Sous prétexte que la voile serait un sport "propre" avec l'utilisation du vent comme énergie principale pour faire avancer les bateaux, les coureurs, sponsors, fournisseurs divers et variés et gens de communication dont je fais partie oublient facilement que l'industrie nautique peut être très polluante.
Comment est née votre rencontre avec Arthur le Vaillant?
J'ai d'abord repéré Arthur sur les réseaux sociaux lorsqu'il a créé le collectif de réflexion "La vague" avec d'autres marins. J'ai trouvé sa démarche intéressante. J'ai ensuite eu l'occasion de passer du temps à ses côtés lors du tournage d'un film en lien avec ses activités artistiques. On a beaucoup parlé et j'ai compris qu'il cherchait vraiment à faire bouger les lignes. Je pense qu'il y a une vraie question générationnelle à ce problème. Pour ceux qui sont dans la course au large depuis 20 ou 30 ans, forcément, c'est plus compliqué d'imaginer changer le modèle.
Dans la longue route d'Arthur, il y a également les collisions avec les mamiféres marins qui sont évoqués, un sujet tabou?
Les bateaux vont de plus en plus vite. Sur chaque course, on entend parler de collisions avec des "OFNI" (objet flottant non identifié) qui stoppent les voiliers dans leur élan et contraignent le ou les marins à l'abandon. Derrière ces objets flottants il y a des pièces tombées des portes- conteneurs mais aussi beaucoup de baleines ou autres mamifères marins. Lorsqu'ils sont heurtés à grande vitesse par des appendices fins comme des rasoirs comme les foils, forcément les animaux sont blessés. C'est douloureux pour le navigateur qui est à la fois témoin de ce carnage et victime d'une avarie qui va le sortir de la course. Des initiatives et des recherches sont lancés pour trouver des solutions à cette problématique. De nombreux teams investissent pour mettre au point des systèmes de détection des baleines. Mais pour l'instant, on assiste toujours à ce type d'accident.
Votre constat après la réalisation de "La longue route d'Arthur?"
La route risque d'être longue mais il y a des tas de choses qui vont dans le bon sens.

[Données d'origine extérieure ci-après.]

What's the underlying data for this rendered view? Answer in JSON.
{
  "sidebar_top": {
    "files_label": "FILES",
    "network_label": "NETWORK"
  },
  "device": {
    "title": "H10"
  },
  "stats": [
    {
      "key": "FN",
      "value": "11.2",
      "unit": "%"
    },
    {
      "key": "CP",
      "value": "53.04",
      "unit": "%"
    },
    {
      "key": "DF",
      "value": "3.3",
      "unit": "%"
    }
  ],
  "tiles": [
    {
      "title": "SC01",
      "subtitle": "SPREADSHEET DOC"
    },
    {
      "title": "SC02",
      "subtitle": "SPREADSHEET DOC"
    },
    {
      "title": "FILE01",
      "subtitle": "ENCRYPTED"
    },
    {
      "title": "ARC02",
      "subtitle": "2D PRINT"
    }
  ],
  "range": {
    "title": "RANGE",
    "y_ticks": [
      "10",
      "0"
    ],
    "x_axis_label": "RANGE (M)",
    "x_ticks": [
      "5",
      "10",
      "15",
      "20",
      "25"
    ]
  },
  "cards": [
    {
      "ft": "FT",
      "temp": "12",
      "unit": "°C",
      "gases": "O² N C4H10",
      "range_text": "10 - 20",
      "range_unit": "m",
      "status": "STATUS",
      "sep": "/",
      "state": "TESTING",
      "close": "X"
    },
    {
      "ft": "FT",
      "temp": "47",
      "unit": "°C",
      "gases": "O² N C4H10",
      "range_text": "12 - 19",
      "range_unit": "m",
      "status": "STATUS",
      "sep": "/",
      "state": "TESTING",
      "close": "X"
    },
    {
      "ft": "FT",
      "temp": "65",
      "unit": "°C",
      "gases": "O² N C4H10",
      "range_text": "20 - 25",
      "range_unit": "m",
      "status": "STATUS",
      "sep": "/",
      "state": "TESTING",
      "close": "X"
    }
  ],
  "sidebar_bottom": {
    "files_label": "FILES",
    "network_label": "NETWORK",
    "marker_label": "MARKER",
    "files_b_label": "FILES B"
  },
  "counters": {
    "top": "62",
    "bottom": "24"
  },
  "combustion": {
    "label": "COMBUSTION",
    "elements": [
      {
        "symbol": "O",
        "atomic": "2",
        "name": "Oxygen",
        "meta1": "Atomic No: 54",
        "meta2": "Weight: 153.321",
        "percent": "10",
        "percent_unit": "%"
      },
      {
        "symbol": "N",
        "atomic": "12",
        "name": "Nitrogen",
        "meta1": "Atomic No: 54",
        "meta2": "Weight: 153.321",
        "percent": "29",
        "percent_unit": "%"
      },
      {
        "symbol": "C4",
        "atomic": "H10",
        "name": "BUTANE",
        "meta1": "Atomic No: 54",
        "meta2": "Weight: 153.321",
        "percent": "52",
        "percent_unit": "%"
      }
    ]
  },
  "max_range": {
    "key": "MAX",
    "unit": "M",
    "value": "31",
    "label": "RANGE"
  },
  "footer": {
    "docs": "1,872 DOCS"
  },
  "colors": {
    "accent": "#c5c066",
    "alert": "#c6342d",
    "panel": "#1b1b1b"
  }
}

A l'image de Roland Jourdain et son bureau d'etude Kairos, Lalou Roucayrol qui construit un multicoque recyclable, Yannick Bestaven à l'origine d'hydrogénérateur... et il y a encore de nombreux autres exemples, la prise de conscience existe. Mais l'on a du mal à dépasser l'attrait pour la vitesse. Peut on imaginer des courses à la voile autrement? C'est la question que se pose Arthur le Vaillant.
On prend le risque sinon que dans 20 ou 30 ans, la prochaine génération se retournera sur l'époque en se disant: ils étaient complétement fous nos parents ! Et les folles machines qui carburent à 45 noeuds seront exposées dans des musées, comme le Concorde à Roissy.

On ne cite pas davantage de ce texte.